St. James' Park

By Hannah Briffaut

It has been more than two years in the planning, but finally Olympic football comes to Tyneside this week, when the stadium plays host to two games of Olympic football on Thursday 26th July.

For the dozens of Newcastle United staff whose job it has been to get the stadium ready, it is hard to believe that 24 months of intense planning, organising and managing will soon be coming to a close.

Newcastle United have worked with the City Council, LOCOG and several other organisations to ensure that the club and the city can play host to the Olympic dream on Tyneside. But, as staff at the club soon learned, Olympic preparation and logistics is in a different league to the Premiership.

An additional 440 staff, stewards and security officials have been recruited and trained, and newly installed cabling for live TV broadcasts and online communications stretch over 15 miles - enough to cable to run from St James' Park to the coast and back! The existing home and away dressing rooms remain, but an additional two dressing rooms have also been created to allow for the double-header on Thursday when Mexico take on South Korea and Gabon face Switzerland. The luxurious Players' Lounge, where players and their families relax after home games, has been turned - temporarily - into a dressing room with showers, treatment tables and lockers.

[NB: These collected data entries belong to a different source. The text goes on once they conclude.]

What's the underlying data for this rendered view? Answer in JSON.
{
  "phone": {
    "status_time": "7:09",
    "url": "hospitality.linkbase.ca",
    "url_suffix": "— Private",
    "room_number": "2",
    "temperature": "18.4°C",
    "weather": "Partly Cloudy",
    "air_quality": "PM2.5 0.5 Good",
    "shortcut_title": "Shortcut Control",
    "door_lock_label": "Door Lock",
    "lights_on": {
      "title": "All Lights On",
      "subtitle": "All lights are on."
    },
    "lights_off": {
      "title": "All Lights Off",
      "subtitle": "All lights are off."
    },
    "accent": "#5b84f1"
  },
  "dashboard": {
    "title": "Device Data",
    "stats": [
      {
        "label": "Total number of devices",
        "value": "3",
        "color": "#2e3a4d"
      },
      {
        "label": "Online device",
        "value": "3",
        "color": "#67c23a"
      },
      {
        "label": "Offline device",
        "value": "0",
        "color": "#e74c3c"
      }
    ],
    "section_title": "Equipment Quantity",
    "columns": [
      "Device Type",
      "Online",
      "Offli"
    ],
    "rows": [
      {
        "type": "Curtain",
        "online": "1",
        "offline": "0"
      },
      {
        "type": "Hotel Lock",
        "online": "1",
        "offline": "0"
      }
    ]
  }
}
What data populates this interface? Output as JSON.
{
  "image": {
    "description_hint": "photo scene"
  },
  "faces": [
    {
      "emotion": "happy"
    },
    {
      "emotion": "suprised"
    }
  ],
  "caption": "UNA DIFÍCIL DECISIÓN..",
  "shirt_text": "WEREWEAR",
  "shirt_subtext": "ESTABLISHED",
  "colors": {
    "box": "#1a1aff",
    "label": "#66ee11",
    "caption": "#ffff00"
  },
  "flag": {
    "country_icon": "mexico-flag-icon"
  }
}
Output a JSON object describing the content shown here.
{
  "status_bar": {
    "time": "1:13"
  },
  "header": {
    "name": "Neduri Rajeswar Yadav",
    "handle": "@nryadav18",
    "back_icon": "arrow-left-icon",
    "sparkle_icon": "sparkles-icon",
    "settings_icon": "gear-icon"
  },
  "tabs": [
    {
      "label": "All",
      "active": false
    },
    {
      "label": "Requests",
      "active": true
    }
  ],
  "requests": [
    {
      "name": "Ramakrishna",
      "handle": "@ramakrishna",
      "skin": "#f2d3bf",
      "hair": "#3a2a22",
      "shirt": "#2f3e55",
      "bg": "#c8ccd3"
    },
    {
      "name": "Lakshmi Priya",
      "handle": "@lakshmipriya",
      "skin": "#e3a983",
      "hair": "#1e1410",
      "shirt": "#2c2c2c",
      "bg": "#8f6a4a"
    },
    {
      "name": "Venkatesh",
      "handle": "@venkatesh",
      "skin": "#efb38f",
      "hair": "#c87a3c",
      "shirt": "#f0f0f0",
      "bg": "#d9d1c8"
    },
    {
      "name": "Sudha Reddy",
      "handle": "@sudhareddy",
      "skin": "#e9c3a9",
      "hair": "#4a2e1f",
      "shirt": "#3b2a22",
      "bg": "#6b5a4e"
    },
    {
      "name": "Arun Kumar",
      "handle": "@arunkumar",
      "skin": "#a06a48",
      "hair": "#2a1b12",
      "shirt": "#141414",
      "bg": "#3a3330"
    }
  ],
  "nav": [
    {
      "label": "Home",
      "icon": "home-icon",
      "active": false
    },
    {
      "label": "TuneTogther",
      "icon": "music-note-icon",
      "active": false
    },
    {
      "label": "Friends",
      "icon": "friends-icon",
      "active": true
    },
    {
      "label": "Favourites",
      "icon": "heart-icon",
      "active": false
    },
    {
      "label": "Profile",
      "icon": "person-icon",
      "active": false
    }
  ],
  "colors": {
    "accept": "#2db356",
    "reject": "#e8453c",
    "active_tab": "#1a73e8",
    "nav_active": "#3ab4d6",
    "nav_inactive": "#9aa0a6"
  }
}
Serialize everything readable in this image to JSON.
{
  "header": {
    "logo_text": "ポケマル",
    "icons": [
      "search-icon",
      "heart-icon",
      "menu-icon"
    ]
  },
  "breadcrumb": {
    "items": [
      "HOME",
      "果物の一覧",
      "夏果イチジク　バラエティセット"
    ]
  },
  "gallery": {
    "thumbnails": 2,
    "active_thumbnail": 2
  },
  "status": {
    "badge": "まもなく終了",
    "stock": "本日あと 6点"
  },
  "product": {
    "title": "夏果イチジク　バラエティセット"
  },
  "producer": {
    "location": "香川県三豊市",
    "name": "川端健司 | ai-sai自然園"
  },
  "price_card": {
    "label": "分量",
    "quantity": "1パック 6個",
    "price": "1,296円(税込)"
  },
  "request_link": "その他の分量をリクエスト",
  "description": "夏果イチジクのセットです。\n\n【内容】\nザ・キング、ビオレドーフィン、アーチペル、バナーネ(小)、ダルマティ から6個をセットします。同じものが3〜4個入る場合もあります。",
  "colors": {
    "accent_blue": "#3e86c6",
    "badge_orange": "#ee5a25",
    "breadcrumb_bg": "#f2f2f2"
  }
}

As with all Olympic venues, to comply with advertising rules up to 30,000 posters, team photos, hoardings and signage have been temporarily covered for the period of the games. And over a dozen new rooms within the stadium have been created to house international media, Olympics organisers and match officials.

Newcastle United's stadium manager, Eddie Rutherford, said: "The process of preparing for the Olympics has been a big team effort, not just amongst our staff at the club, but with hundreds of newly-recruited Olympics staff, our colleagues at the City Council, emergency services and local contractors amongst others.

"By having such a diverse group of people working together it provides a wealth of expertise and knowledge to make the Olympics a once in a life time experience."

To ensure that the Olympics provides an enjoyable, family-friendly, safe and secure environment, additional security measures have been put in place at the ground and multi-agency security protocols have been tried and tested repeatedly.

Steve Storey, head of security at Newcastle United, said: "It's our priority to ensure that people have a safe and enjoyable Olympics experience in Newcastle. The preparations we've made from a security point-of-view are very different from those in place for Premier League games. Fans coming to the games will go through an airport-style security experience for everyone's safety and peace-of-mind. It's definitely worth them turning up far earlier for the games than they would for a normal Premier League match, to allow time to get supporters through the search area."

Unlike a Premiership match, there will be no segregation between the opposing fans in the stands, with the focus on promoting the 'Olympic spirit' as opposed to rivalry.

Arguably the hardest work of all, however, starts when the Olympics ends. Staff at Newcastle United have just two weeks from the end of the Games to put everything back to normal in time for the new football season. Steve added: "The main challenge will be getting everything changed back to normal within such a tight time scale. But nothing is impossible, and with the great team we have here I know that we will be up and running back to normal in no time."